In 1952 and 1953, I used to frequent the St. Joseph College Hostel on Lalbagh Road, Bangalore which was opposite our house. I made friends with several hosteliers. I used to watch the cricket and hockey matches as the college hockey and cricket grounds which were adjacent to the hostel. I used to fly kites on the college grounds.

I became so close to the cricket team which was captained by L. T. Subba, brother of Mysore Ranji Trophy player, L. T. Adisesh. Subba later went on to also become a Ranji Trophy team player for Mysore. My contacts with them gave my friends a chance to use their pitch for our practice and cricket games whenever we wanted, which was just great when we youngsters wanted to play matches against teams of others in Bangalore.

I started my career for the St. Joseph College team as the runner to update the scoreboard. Later I was promoted to be their scorer for their local games. Also, Subba got us passes for the Ranji Trophy and international matches (the MCC team with babyface Tom Graveney is the one I remember) that were played in Bangalore.

The college hockey goalkeeper, Abe Tharakan, also became a close friend. I was so taken up by Abe's superb goalkeeping that I took up goalkeeping myself to later become the Cathedral School First Eleven goalkeeper for two years running and later became the St. Stephen's College goalkeeper. However, my goalkeeping career in college was tragically cut short when I got a splinter from my hockey stick into my right hand index finder. It swelled up to the size of a ripe tomato. That put me out of the game at the crucial time when the season was at its height, and being in St. Stephen's, we had at least two others knocking hard at the doors of the team. Six weeks away from the top team was the end of my career at the top. The spot was filled by a good friend and classmate - Norval Prakash from Sherwood College, Nanital.

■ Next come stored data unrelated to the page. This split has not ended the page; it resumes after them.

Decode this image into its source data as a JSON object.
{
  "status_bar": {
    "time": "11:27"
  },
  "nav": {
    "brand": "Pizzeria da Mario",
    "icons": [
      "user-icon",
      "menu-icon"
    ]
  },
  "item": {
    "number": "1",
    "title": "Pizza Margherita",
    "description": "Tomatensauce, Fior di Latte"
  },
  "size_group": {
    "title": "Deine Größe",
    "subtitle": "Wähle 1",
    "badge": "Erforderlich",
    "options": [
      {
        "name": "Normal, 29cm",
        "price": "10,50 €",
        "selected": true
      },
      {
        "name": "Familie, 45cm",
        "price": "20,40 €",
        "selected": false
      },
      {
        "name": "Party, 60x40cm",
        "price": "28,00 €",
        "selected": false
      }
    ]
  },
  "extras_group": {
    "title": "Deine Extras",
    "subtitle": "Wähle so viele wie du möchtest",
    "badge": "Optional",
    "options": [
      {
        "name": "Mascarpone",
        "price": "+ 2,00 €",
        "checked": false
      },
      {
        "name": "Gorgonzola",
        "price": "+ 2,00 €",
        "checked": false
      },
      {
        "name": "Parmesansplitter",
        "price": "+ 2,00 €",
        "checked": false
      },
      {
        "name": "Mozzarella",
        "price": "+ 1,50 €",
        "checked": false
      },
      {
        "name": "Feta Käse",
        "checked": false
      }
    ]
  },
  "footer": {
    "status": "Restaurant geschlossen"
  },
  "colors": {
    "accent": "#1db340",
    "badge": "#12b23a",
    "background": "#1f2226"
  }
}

Norval was one of three Sherwoodians in my class, the others being Rajiva Srivastava and Kuldip Singh Shergill.

Norval was a great goalkeeper, and once given the spot, it was virtually impossible to get back into the top team except as the reserve goalkeeper.

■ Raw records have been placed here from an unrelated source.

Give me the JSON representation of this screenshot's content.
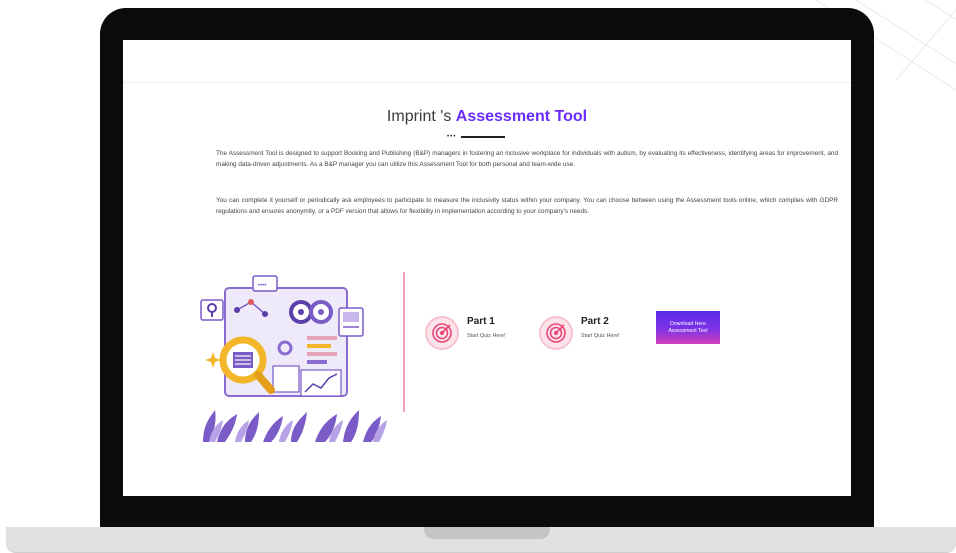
{
  "heading": {
    "prefix": "Imprint 's ",
    "accent": "Assessment Tool"
  },
  "paragraphs": [
    "The Assessment Tool is designed to support Booking and Publishing (B&P) managers in fostering an inclusive workplace for individuals with autism, by evaluating its effectiveness, identifying areas for improvement, and making data-driven adjustments. As a B&P manager you can utilize this Assessment Tool for both personal and team-wide use.",
    "You can complete it yourself or periodically ask employees to participate to measure the inclusivity status within your company. You can choose between using the Assessment tools online, which complies with GDPR regulations and ensures anonymity, or a PDF version that allows for flexibility in implementation according to your company's needs."
  ],
  "quizzes": [
    {
      "title": "Part 1",
      "subtitle": "Start Quiz Here!",
      "icon": "target-icon"
    },
    {
      "title": "Part 2",
      "subtitle": "Start Quiz Here!",
      "icon": "target-icon"
    }
  ],
  "download_button": {
    "label": "Download Here Assessment Tool"
  },
  "illustration": {
    "speech_bubble_text": "••••",
    "icon": "analytics-illustration"
  },
  "colors": {
    "accent_purple": "#6a2cff",
    "divider_pink": "#f0a1b5",
    "target_pink": "#e8477a",
    "illustration_purple": "#8a6bd1",
    "magnifier_gold": "#f3b52a",
    "button_gradient_top": "#5b2ae8",
    "button_gradient_bottom": "#d640b8"
  }
}
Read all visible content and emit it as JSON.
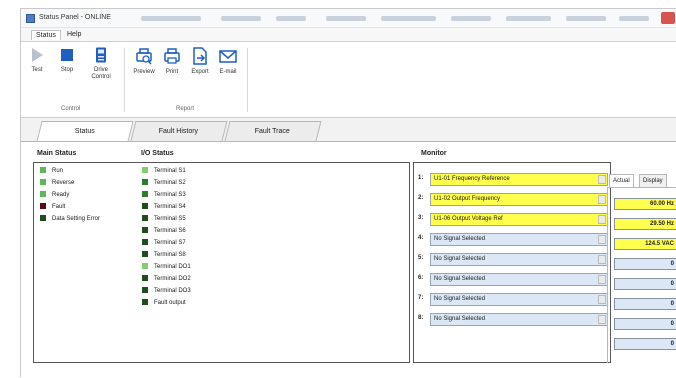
{
  "window": {
    "title": "Status Panel - ONLINE"
  },
  "menu": {
    "items": [
      "Status",
      "Help"
    ]
  },
  "ribbon": {
    "control_group": "Control",
    "report_group": "Report",
    "buttons": [
      {
        "label": "Test",
        "icon": "play-icon"
      },
      {
        "label": "Stop",
        "icon": "stop-icon"
      },
      {
        "label": "Drive Control",
        "icon": "drive-icon"
      },
      {
        "label": "Preview",
        "icon": "preview-icon"
      },
      {
        "label": "Print",
        "icon": "print-icon"
      },
      {
        "label": "Export",
        "icon": "export-icon"
      },
      {
        "label": "E-mail",
        "icon": "email-icon"
      }
    ]
  },
  "tabs": [
    "Status",
    "Fault History",
    "Fault Trace"
  ],
  "main_status": {
    "header": "Main Status",
    "items": [
      {
        "label": "Run",
        "color": "#5cb85c"
      },
      {
        "label": "Reverse",
        "color": "#5cb85c"
      },
      {
        "label": "Ready",
        "color": "#5cb85c"
      },
      {
        "label": "Fault",
        "color": "#5a0a14"
      },
      {
        "label": "Data Setting Error",
        "color": "#1f4d1f"
      }
    ]
  },
  "io_status": {
    "header": "I/O Status",
    "items": [
      {
        "label": "Terminal S1",
        "color": "#7fcf6f"
      },
      {
        "label": "Terminal S2",
        "color": "#2e7d2e"
      },
      {
        "label": "Terminal S3",
        "color": "#2e7d2e"
      },
      {
        "label": "Terminal S4",
        "color": "#1f4d1f"
      },
      {
        "label": "Terminal S5",
        "color": "#1f4d1f"
      },
      {
        "label": "Terminal S6",
        "color": "#1f4d1f"
      },
      {
        "label": "Terminal S7",
        "color": "#1f4d1f"
      },
      {
        "label": "Terminal S8",
        "color": "#1f4d1f"
      },
      {
        "label": "Terminal DO1",
        "color": "#7fcf6f"
      },
      {
        "label": "Terminal DO2",
        "color": "#1f4d1f"
      },
      {
        "label": "Terminal DO3",
        "color": "#1f4d1f"
      },
      {
        "label": "Fault output",
        "color": "#1f4d1f"
      }
    ]
  },
  "monitor": {
    "header": "Monitor",
    "rows": [
      {
        "num": "1:",
        "label": "U1-01 Frequency Reference",
        "highlight": true
      },
      {
        "num": "2:",
        "label": "U1-02 Output Frequency",
        "highlight": true
      },
      {
        "num": "3:",
        "label": "U1-06 Output Voltage Ref",
        "highlight": true
      },
      {
        "num": "4:",
        "label": "No Signal Selected",
        "highlight": false
      },
      {
        "num": "5:",
        "label": "No Signal Selected",
        "highlight": false
      },
      {
        "num": "6:",
        "label": "No Signal Selected",
        "highlight": false
      },
      {
        "num": "7:",
        "label": "No Signal Selected",
        "highlight": false
      },
      {
        "num": "8:",
        "label": "No Signal Selected",
        "highlight": false
      }
    ]
  },
  "actual": {
    "tab_actual": "Actual",
    "tab_display": "Display",
    "values": [
      {
        "text": "60.00 Hz",
        "highlight": true
      },
      {
        "text": "29.50 Hz",
        "highlight": true
      },
      {
        "text": "124.5 VAC",
        "highlight": true
      },
      {
        "text": "0",
        "highlight": false
      },
      {
        "text": "0",
        "highlight": false
      },
      {
        "text": "0",
        "highlight": false
      },
      {
        "text": "0",
        "highlight": false
      },
      {
        "text": "0",
        "highlight": false
      }
    ]
  }
}
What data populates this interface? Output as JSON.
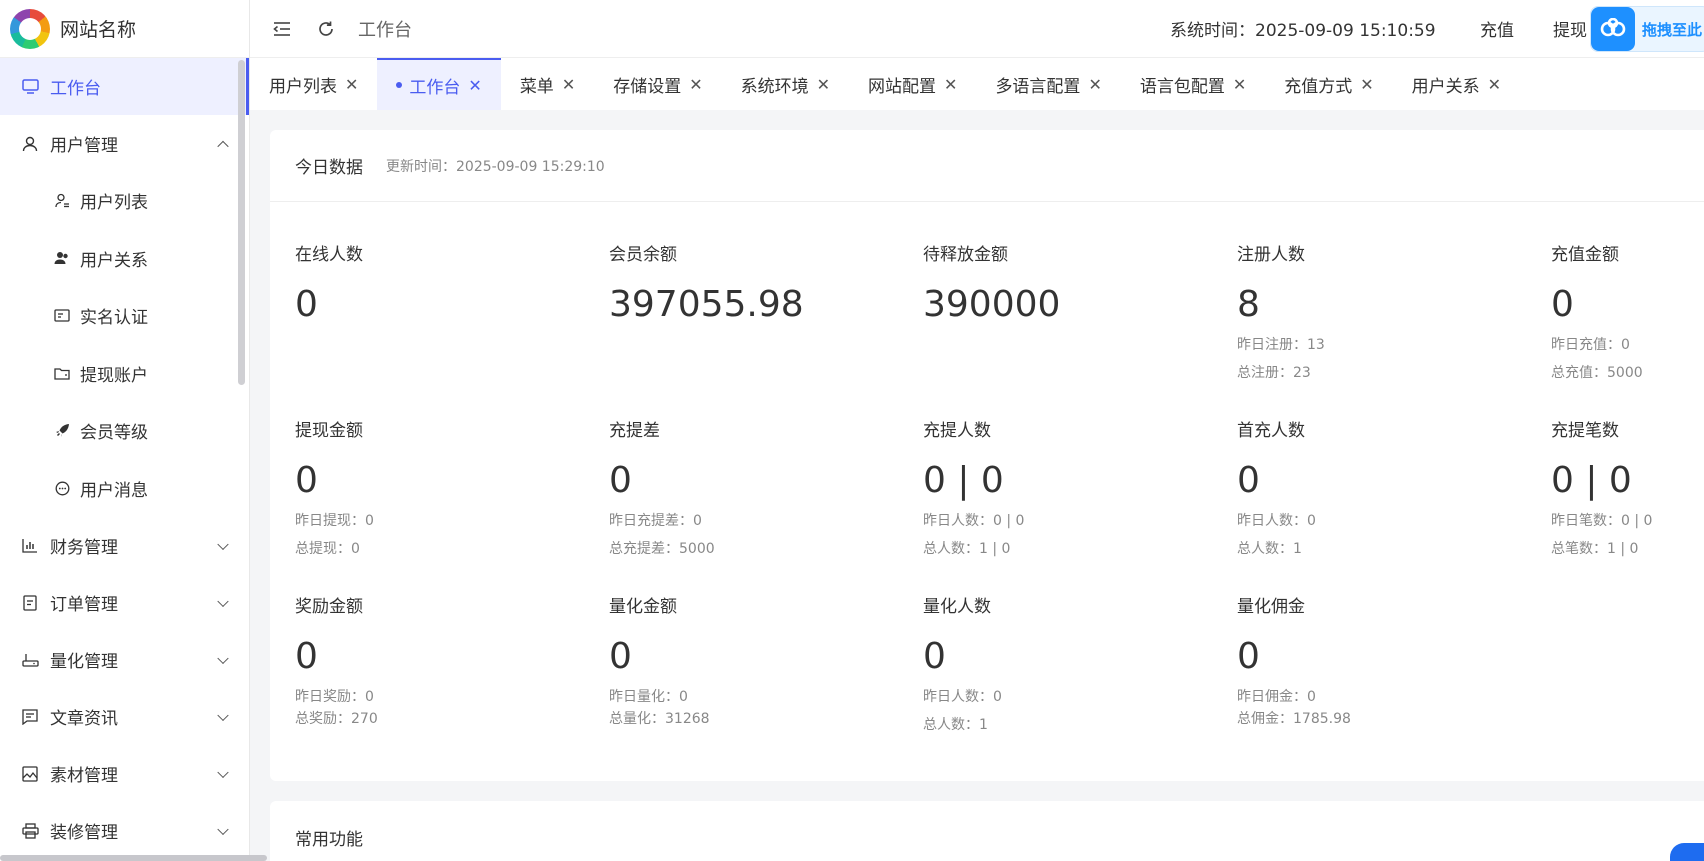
{
  "brand": {
    "name": "网站名称"
  },
  "sidebar": {
    "items": [
      {
        "label": "工作台",
        "icon": "monitor-icon",
        "active": true
      },
      {
        "label": "用户管理",
        "icon": "user-icon",
        "expanded": true,
        "children": [
          {
            "label": "用户列表",
            "icon": "user-list-icon"
          },
          {
            "label": "用户关系",
            "icon": "users-relation-icon"
          },
          {
            "label": "实名认证",
            "icon": "id-card-icon"
          },
          {
            "label": "提现账户",
            "icon": "wallet-icon"
          },
          {
            "label": "会员等级",
            "icon": "rocket-icon"
          },
          {
            "label": "用户消息",
            "icon": "message-icon"
          }
        ]
      },
      {
        "label": "财务管理",
        "icon": "chart-icon"
      },
      {
        "label": "订单管理",
        "icon": "order-icon"
      },
      {
        "label": "量化管理",
        "icon": "router-icon"
      },
      {
        "label": "文章资讯",
        "icon": "article-icon"
      },
      {
        "label": "素材管理",
        "icon": "image-icon"
      },
      {
        "label": "装修管理",
        "icon": "printer-icon"
      }
    ]
  },
  "header": {
    "title": "工作台",
    "system_time": "系统时间：2025-09-09 15:10:59",
    "recharge": "充值",
    "withdraw": "提现",
    "drag_widget": "拖拽至此"
  },
  "tabs": [
    {
      "label": "用户列表",
      "active": false
    },
    {
      "label": "工作台",
      "active": true
    },
    {
      "label": "菜单",
      "active": false
    },
    {
      "label": "存储设置",
      "active": false
    },
    {
      "label": "系统环境",
      "active": false
    },
    {
      "label": "网站配置",
      "active": false
    },
    {
      "label": "多语言配置",
      "active": false
    },
    {
      "label": "语言包配置",
      "active": false
    },
    {
      "label": "充值方式",
      "active": false
    },
    {
      "label": "用户关系",
      "active": false
    }
  ],
  "today": {
    "title": "今日数据",
    "updated": "更新时间：2025-09-09 15:29:10",
    "stats": [
      {
        "label": "在线人数",
        "value": "0",
        "subs": []
      },
      {
        "label": "会员余额",
        "value": "397055.98",
        "subs": []
      },
      {
        "label": "待释放金额",
        "value": "390000",
        "subs": []
      },
      {
        "label": "注册人数",
        "value": "8",
        "subs": [
          "昨日注册：13",
          "总注册：23"
        ]
      },
      {
        "label": "充值金额",
        "value": "0",
        "subs": [
          "昨日充值：0",
          "总充值：5000"
        ]
      },
      {
        "label": "提现金额",
        "value": "0",
        "subs": [
          "昨日提现：0",
          "总提现：0"
        ]
      },
      {
        "label": "充提差",
        "value": "0",
        "subs": [
          "昨日充提差：0",
          "总充提差：5000"
        ]
      },
      {
        "label": "充提人数",
        "value": "0 | 0",
        "subs": [
          "昨日人数：0 | 0",
          "总人数：1 | 0"
        ]
      },
      {
        "label": "首充人数",
        "value": "0",
        "subs": [
          "昨日人数：0",
          "总人数：1"
        ]
      },
      {
        "label": "充提笔数",
        "value": "0 | 0",
        "subs": [
          "昨日笔数：0 | 0",
          "总笔数：1 | 0"
        ]
      },
      {
        "label": "奖励金额",
        "value": "0",
        "subs": [
          "昨日奖励：0",
          "总奖励：270"
        ]
      },
      {
        "label": "量化金额",
        "value": "0",
        "subs": [
          "昨日量化：0",
          "总量化：31268"
        ]
      },
      {
        "label": "量化人数",
        "value": "0",
        "subs": [
          "昨日人数：0",
          "总人数：1"
        ]
      },
      {
        "label": "量化佣金",
        "value": "0",
        "subs": [
          "昨日佣金：0",
          "总佣金：1785.98"
        ]
      }
    ]
  },
  "common": {
    "title": "常用功能"
  },
  "colors": {
    "accent": "#4a5cf0",
    "widget": "#1e90ff"
  }
}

Just as an aside, the Captain of the St. Stephen's hockey team was none other than Arun Shourie, noted Magasay award winning journalist, who gave up his morals to become an anti-Christian, anti-Muslim activist in his ambition to become a politician so as to get his own back on the newspaper that cut him down to size. He has almost achieved his ends by now becoming a Minister in the Indian Government, but in the process has lost the respect of many of those, like me, who used to admire him and his journalistic talent prior his hate journalism days.

Going back to Atul, he did know that Abe had a crush on my late elder sister, Nalini. I was the go between them. We moved from Bangalore to Bombay in 1954 (Nalini went to Women's Christian College in Madras) so that blossoming friendship ended.

Nalini's classmates, our neighbour Chitra Rao, and other Cottonians, Niino Bhagvagar and her brother Aspi, who served in the Indian Air Force, Nimmi Apoodorai, Pushpa Bhatia, Beverley Wilson, now in Australia and daughter of then Police Inspector Doug Wilson (whose family wife Marge, brothers Abe and Cedric and sisters Dinky and Zeena) were all featured in our reminiscences.

Was it not amazing that this contact with Atul in Canada revived all these great nostalgic memories of the past!! Thank you Rumuy and Willie.